Tuesday, April 10, 2012

Sing a Little Song of


Music is an amazing thing.  It’s as varied as race or religion; people and politics.  Music can lead the charge, hop into a jive, or be a cool cat in a tie.  It defines a person by its presence, and by its absence.

I hum to myself.  A lot.  I make up songs using the sounds of the world around me.  The gaps in the rushing air zipping down a highway, windows rolled low.  The syncopated murmur of a crowd gaping at jumper forty stories up.  The high-hats hissing as the taxis roll over sewage drains.  When I cook, I find a rhythm with my utensils, tapping my way around frying pans, cutting boards, and turkey timers. 

I have tinnitus, which has been dealt with in an interesting way.  First, I try to keep some soft noise going in the background.  When I describe a dead silence as having a strong, audible ringing, I mean it.  My brain isolates notes in the white noise, and I hum along.  If there’s some combination such as a fan, humidifier, shower, and a rabbit kicking around their cage, I can hear more music than Brian Eno or Tunng combined.

Hearing these notes in between my steps used to bother the hell out of me.  I had so much to do in a day that I couldn’t write the song down.  I wanted to remember it; keep it; share it.  I would make it apart of how represented myself, in hopes that it would remind me later.  Running around the retail space singing variations on Gershwin can be exhilarating sometimes.  Normally, I’d exhaust myself trying to recall these songs after my shift.  I’d develop harmonies, melodies, bass lines, and an 808 kick that could synchronize someone’s soul to the vibrations of the windows at a nightclub; and I’d lose them all by the time I got in my car.  I’d try harder to cull up these memories, just to make even larger pieces – full orchestrations featuring woodwinds and brass, arguing in a cacophony that would drown my brain out in the beautiful thought of it.

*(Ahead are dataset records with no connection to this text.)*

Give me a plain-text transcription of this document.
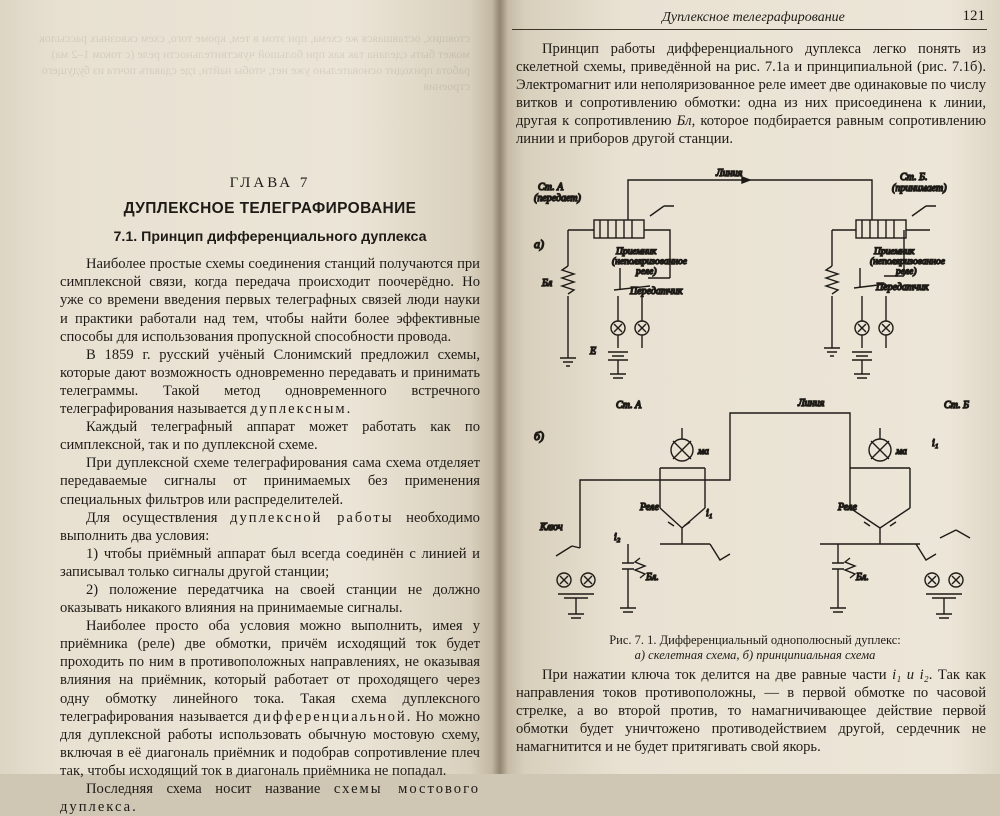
стоящих, оставшаяся же схема, при этом в тем, кроме того, схем сквозных рассылок может быть сделана так как при большой чувствительности реле (с током 1–2 ма) работа приходит основательно уже нет, чтобы найти, где сдавать почта из будущего строения
ГЛАВА 7
ДУПЛЕКСНОЕ ТЕЛЕГРАФИРОВАНИЕ
7.1. Принцип дифференциального дуплекса

Наиболее простые схемы соединения станций получаются при симплексной связи, когда передача происходит поочерёдно. Но уже со времени введения первых телеграфных связей люди науки и практики работали над тем, чтобы найти более эффективные способы для использования пропускной способности провода.

В 1859 г. русский учёный Слонимский предложил схемы, которые дают возможность одновременно передавать и принимать телеграммы. Такой метод одновременного встречного телеграфирования называется дуплексным.

Каждый телеграфный аппарат может работать как по симплексной, так и по дуплексной схеме.

При дуплексной схеме телеграфирования сама схема отделяет передаваемые сигналы от принимаемых без применения специальных фильтров или распределителей.

Для осуществления дуплексной работы необходимо выполнить два условия:

1) чтобы приёмный аппарат был всегда соединён с линией и записывал только сигналы другой станции;

2) положение передатчика на своей станции не должно оказывать никакого влияния на принимаемые сигналы.

Наиболее просто оба условия можно выполнить, имея у приёмника (реле) две обмотки, причём исходящий ток будет проходить по ним в противоположных направлениях, не оказывая влияния на приёмник, который работает от проходящего через одну обмотку линейного тока. Такая схема дуплексного телеграфирования называется дифференциальной. Но можно для дуплексной работы использовать обычную мостовую схему, включая в её диагональ приёмник и подобрав сопротивление плеч так, чтобы исходящий ток в диагональ приёмника не попадал.

Последняя схема носит название схемы мостового дуплекса.

Дуплексное телеграфирование	121

Принцип работы дифференциального дуплекса легко понять из скелетной схемы, приведённой на рис. 7.1а и принципиальной (рис. 7.1б). Электромагнит или неполяризованное реле имеет две одинаковые по числу витков и сопротивлению обмотки: одна из них присоединена к линии, другая к сопротивлению Бл, которое подбирается равным сопротивлению линии и приборов другой станции.

Ст. А
(передает)
Линия	Ст. Б.
(принимает)
а)
Приемник
(неполяризованное
реле)
Приемник
(неполяризованное
реле)
Передатчик	Передатчик
Бл
Е
б)
Ст. А	Линия	Ст. Б
ма	ма
Реле	Реле
Ключ
i₁
i₁
i₂
Бл.	Бл.
Рис. 7. 1. Дифференциальный однополюсный дуплекс:
а) скелетная схема, б) принципиальная схема

При нажатии ключа ток делится на две равные части i₁ и i₂. Так как направления токов противоположны, — в первой обмотке по часовой стрелке, а во второй против, то намагничивающее действие первой обмотки будет уничтожено противодействием другой, сердечник не намагнитится и не будет притягивать свой якорь.
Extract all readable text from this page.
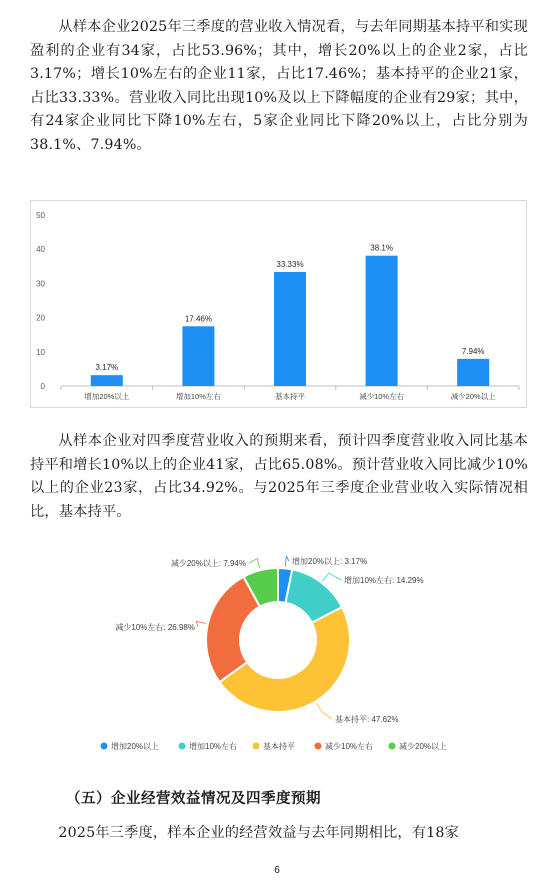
从样本企业2025年三季度的营业收入情况看，与去年同期基本持平和实现盈利的企业有34家，占比53.96%；其中，增长20%以上的企业2家，占比3.17%；增长10%左右的企业11家，占比17.46%；基本持平的企业21家，占比33.33%。营业收入同比出现10%及以上下降幅度的企业有29家；其中，有24家企业同比下降10%左右，5家企业同比下降20%以上，占比分别为38.1%、7.94%。
0
10
20
30
40
50
3.17%
增加20%以上
17.46%
增加10%左右
33.33%
基本持平
38.1%
减少10%左右
7.94%
减少20%以上
从样本企业对四季度营业收入的预期来看，预计四季度营业收入同比基本持平和增长10%以上的企业41家，占比65.08%。预计营业收入同比减少10%以上的企业23家，占比34.92%。与2025年三季度企业营业收入实际情况相比，基本持平。
增加20%以上: 3.17%
增加10%左右: 14.29%
基本持平: 47.62%
减少10%左右: 26.98%
减少20%以上: 7.94%
增加20%以上	增加10%左右	基本持平	减少10%左右	减少20%以上
（五）企业经营效益情况及四季度预期
2025年三季度，样本企业的经营效益与去年同期相比，有18家
6
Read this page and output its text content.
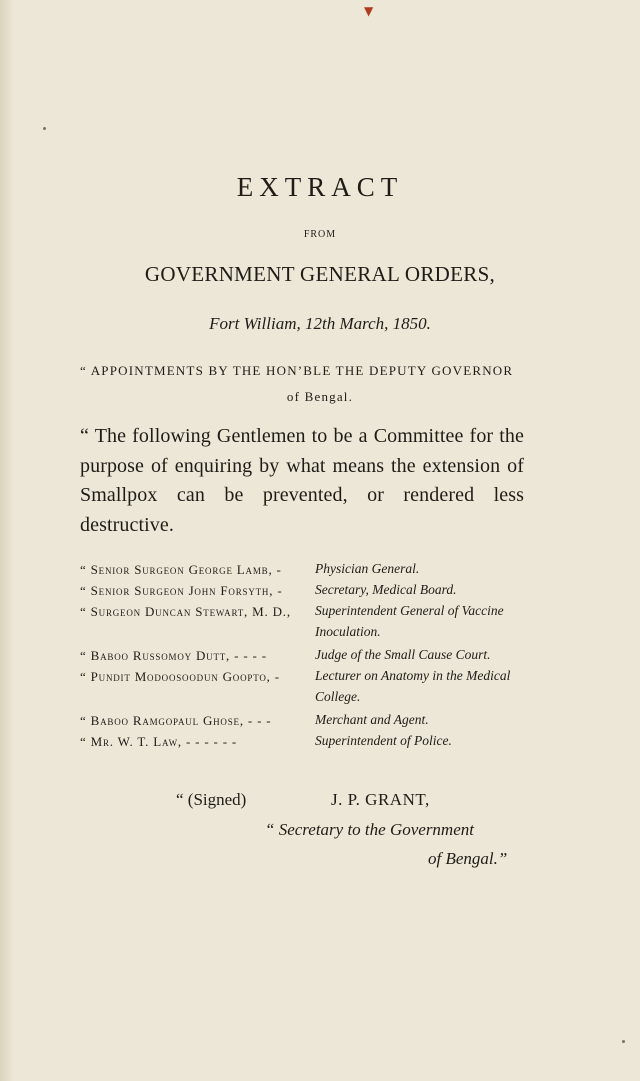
▼
EXTRACT

FROM

GOVERNMENT GENERAL ORDERS,

Fort William, 12th March, 1850.

“ APPOINTMENTS BY THE HON’BLE THE DEPUTY GOVERNOR

of Bengal.

“ The following Gentlemen to be a Committee for the purpose of enquiring by what means the extension of Smallpox can be prevented, or rendered less destructive.

“ Senior Surgeon George Lamb, - Physician General.

“ Senior Surgeon John Forsyth, - Secretary, Medical Board.

“ Surgeon Duncan Stewart, M. D., Superintendent General of Vaccine Inoculation.

“ Baboo Russomoy Dutt, - - - -	Judge of the Small Cause Court.

“ Pundit Modoosoodun Goopto, -	Lecturer on Anatomy in the Medical College.

“ Baboo Ramgopaul Ghose, - - -	Merchant and Agent.

“ Mr. W. T. Law, - - - - - -	Superintendent of Police.

“ (Signed)	J. P. GRANT,

“ Secretary to the Government

of Bengal.”
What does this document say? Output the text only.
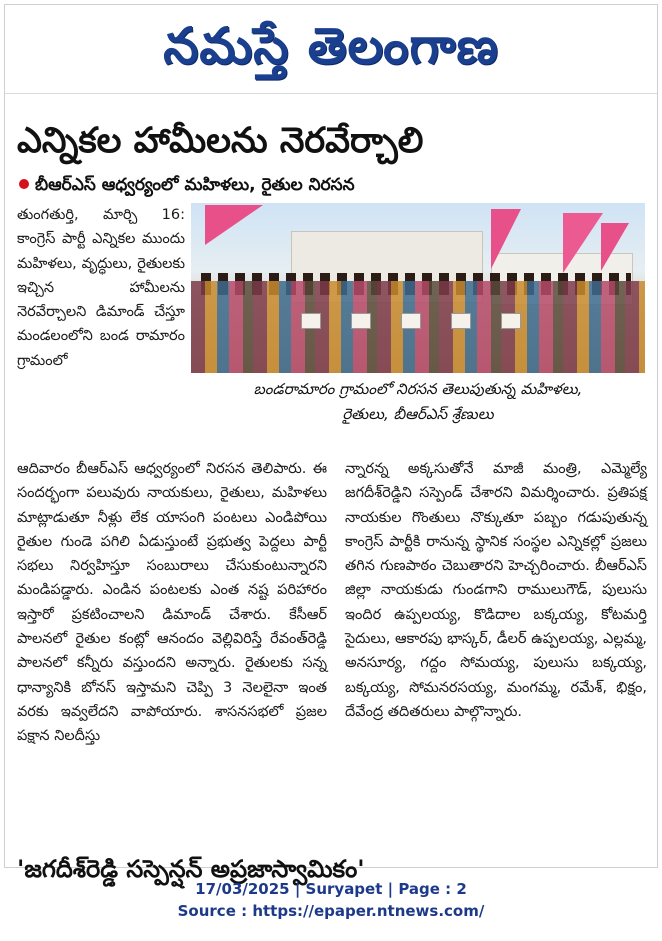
నమస్తే తెలంగాణ
ఎన్నికల హామీలను నెరవేర్చాలి
బీఆర్ఎస్ ఆధ్వర్యంలో మహిళలు, రైతుల నిరసన

తుంగతుర్తి, మార్చి 16: కాంగ్రెస్ పార్టీ ఎన్నికల ముందు మహిళలు, వృద్ధులు, రైతులకు ఇచ్చిన హామీలను నెరవేర్చాలని డిమాండ్ చేస్తూ మండలంలోని బండ రామారం గ్రామంలో

బండరామారం గ్రామంలో నిరసన తెలుపుతున్న మహిళలు,
రైతులు, బీఆర్ఎస్ శ్రేణులు

ఆదివారం బీఆర్ఎస్ ఆధ్వర్యంలో నిరసన తెలిపారు. ఈ సందర్భంగా పలువురు నాయకులు, రైతులు, మహిళలు మాట్లాడుతూ నీళ్లు లేక యాసంగి పంటలు ఎండిపోయి రైతుల గుండె పగిలి ఏడుస్తుంటే ప్రభుత్వ పెద్దలు పార్టీ సభలు నిర్వహిస్తూ సంబురాలు చేసుకుంటున్నారని మండిపడ్డారు. ఎండిన పంటలకు ఎంత నష్ట పరిహారం ఇస్తారో ప్రకటించాలని డిమాండ్ చేశారు. కేసీఆర్ పాలనలో రైతుల కంట్లో ఆనందం వెల్లివిరిస్తే రేవంత్‌రెడ్డి పాలనలో కన్నీరు వస్తుందని అన్నారు. రైతులకు సన్న ధాన్యానికి బోనస్ ఇస్తామని చెప్పి 3 నెలలైనా ఇంత వరకు ఇవ్వలేదని వాపోయారు. శాసనసభలో ప్రజల పక్షాన నిలదీస్తు

న్నారన్న అక్కసుతోనే మాజీ మంత్రి, ఎమ్మెల్యే జగదీశ్‌రెడ్డిని సస్పెండ్ చేశారని విమర్శించారు. ప్రతిపక్ష నాయకుల గొంతులు నొక్కుతూ పబ్బం గడుపుతున్న కాంగ్రెస్ పార్టీకి రానున్న స్థానిక సంస్థల ఎన్నికల్లో ప్రజలు తగిన గుణపాఠం చెబుతారని హెచ్చరించారు. బీఆర్ఎస్ జిల్లా నాయకుడు గుండగాని రాములుగౌడ్, పులుసు ఇందిర ఉప్పలయ్య, కొడిదాల బక్కయ్య, కోటమర్తి సైదులు, ఆకారపు భాస్కర్, డీలర్ ఉప్పలయ్య, ఎల్లమ్మ, అనసూర్య, గద్దం సోమయ్య, పులుసు బక్కయ్య, బక్కయ్య, సోమనరసయ్య, మంగమ్మ, రమేశ్, భిక్షం, దేవేంద్ర తదితరులు పాల్గొన్నారు.

'జగదీశ్‌రెడ్డి సస్పెన్షన్ అప్రజాస్వామికం'
17/03/2025 | Suryapet | Page : 2
Source : https://epaper.ntnews.com/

I’d rush into the house, grab a piece of paper and a pen, and it would be gone.

For years, this is something I’ve dealt with.  Now, I no longer have to rush; I don’t have to spend my energy to do forty things for everyone else, before consider a spare second for myself.  I can listen to the whirring fans at work, hear the click-click-cough echo through the office, and I can start humming. 

But, I don’t write it down.  I don’t worry about writing it down anymore.  I stressed myself for so long about sharing these glimmers of light and happiness that went through my own head, that I couldn’t enjoy them when they were happening.  One of the reasons I set a goal of this writing project to be a lucid thought process, was to preserve the catharsis I could glean from it; I never enjoyed the catharsis of just humming a little ditty at work.  I wore my soul thin feeling sad and discouraged because I was unable to share the sounds I heard with others.

So I would be too tired to try and make anything.

So the songs I heard would never be played.

And I grew to hate myself for it a little more every day.

The problem is that these songs aren’t for anyone’s ears.  They’re my songs.  They’re the pace of my life – the literal songs alluded to when people march to their own drums.  For some, the chorus is a clamoring of toothbrushes and teapots in the morning.  For others, the crunch of romaine leaves in the mouths of 79 rabbits. 

No one else will appreciate your songs the way you do.  I can try for years to scream how everyone needs to observe how great I am.  I know it; several people close to me know it; but everyone else knows how great they are.  I cannot change their minds.  The traditional cantata does not suit the Sigur Ros fan.  I cannot change this.  There are times where the songs cross; creating a dissonance that can be erotic or appalling.  But they are always our songs.  The reasons that prohibit me from forcing you to like my songs are the same that make you a stronger individual.

When is the last time you heard your song?  Take five minutes today, and don’t do a thing.  Close your eyes, and just listen.  Lean back in your office chair, have a seat on a park bench, pause your music while you’re on the bus, and just listen.  Find the thread tying all of the noise together, and let your mind put those gaps together.

You may find yourself prone to singing in socially unacceptable situations.  I will not be held legally liable for this.